Reluctantly, Father held them out to Fulai, who was standing beside Black Eye. ‘Which one do you want?’

‘The red one.’

‘No,’ Father said. ‘You can have the green one.’

‘I want the red one.’

‘The green one; take it or leave it.’ Fulai grudgingly took the green one out of Father’s hand.

As the physician’s neck gradually straightened, the ominous light in his eyes was as strong as ever. His bloodstained, wispy beard bristled.

‘Talk! Are you a Japanese spy or not?’ Granddad asked him.

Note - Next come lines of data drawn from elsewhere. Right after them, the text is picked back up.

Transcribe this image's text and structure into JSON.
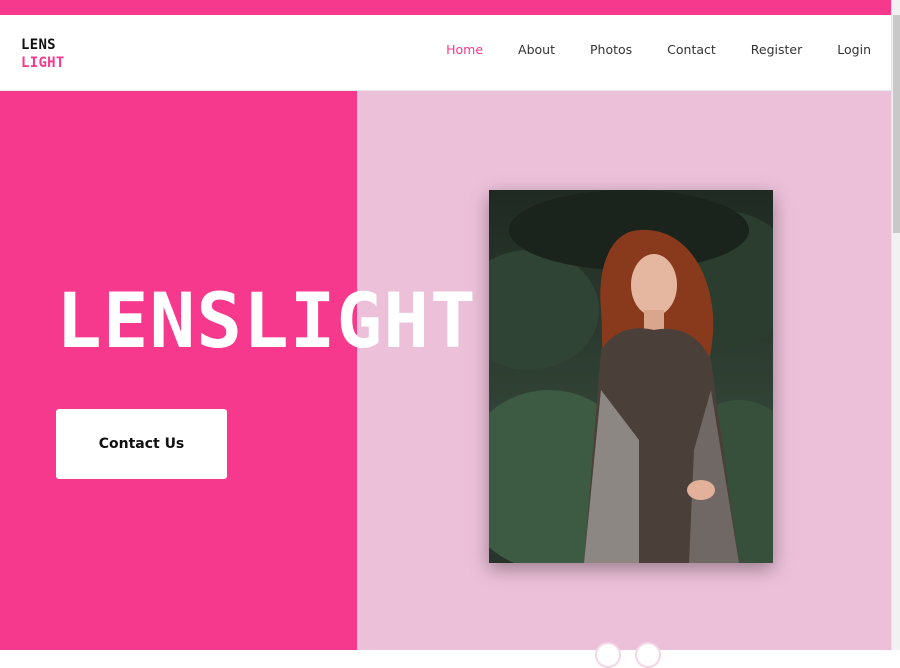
{
  "logo": {
    "line1": "LENS",
    "line2": "LIGHT"
  },
  "nav": {
    "items": [
      "Home",
      "About",
      "Photos",
      "Contact",
      "Register",
      "Login"
    ],
    "active": "Home"
  },
  "hero": {
    "title": "LENSLIGHT",
    "button_label": "Contact Us"
  },
  "colors": {
    "brand": "#f7398e",
    "hero_right_bg": "#ecc0d9",
    "white": "#ffffff"
  },
  "icons": {
    "photo": "portrait-photo-of-red-haired-woman",
    "carousel": "slider-dot-icon"
  }
}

Like a stubborn child, the physician picked up where he’d left off: ‘My mule, my mule! I won’t say a word until you bring me my mule.’

Granddad laughed mischievously, then said, ‘Bring it over. Let’s see what he’s trying to sell.’

The scrawny mule was led to the tent, where the dazzling candlelight, the shiny coffin, and the dark, forbidding paper figures so frightened it that it balked at the entrance and refused to take another step. The physician covered its eyes with his hands and led the animal inside. Its skinny legs shook, and a rat-tat-tat of loud farts was released towards Grandma’s bier.

The physician threw his arms around the mule’s neck and patted its bony forehead. ‘Scared, fellow?’ he asked tenderly. ‘Don’t be. I’m telling you, don’t be scared. Not even if they lop off your head and leave a scar as big as a bowl! Even if it’s the size of a basin, in twenty years you’ll come back as a real hero!’

‘Okay, talk! Who sent you? What are you here for?’ Granddad asked him.

‘My dad’s ghost sent me here to sell my potion.’ He took his saddlebags off the mule’s back, removed a packet of patent medicine, and began to chant, ‘A dash of croton beans, two of bezoar, three of blister beetle, four of musk, seven onion whites, seven dates, seven grains of paper, seven slices of ginger.’

Everyone’s mouth dropped in astonishment as they looked at the expression on the physician’s face. The mule, having grown used to its surroundings, began pawing the ground casually with its pale, cracked hooves.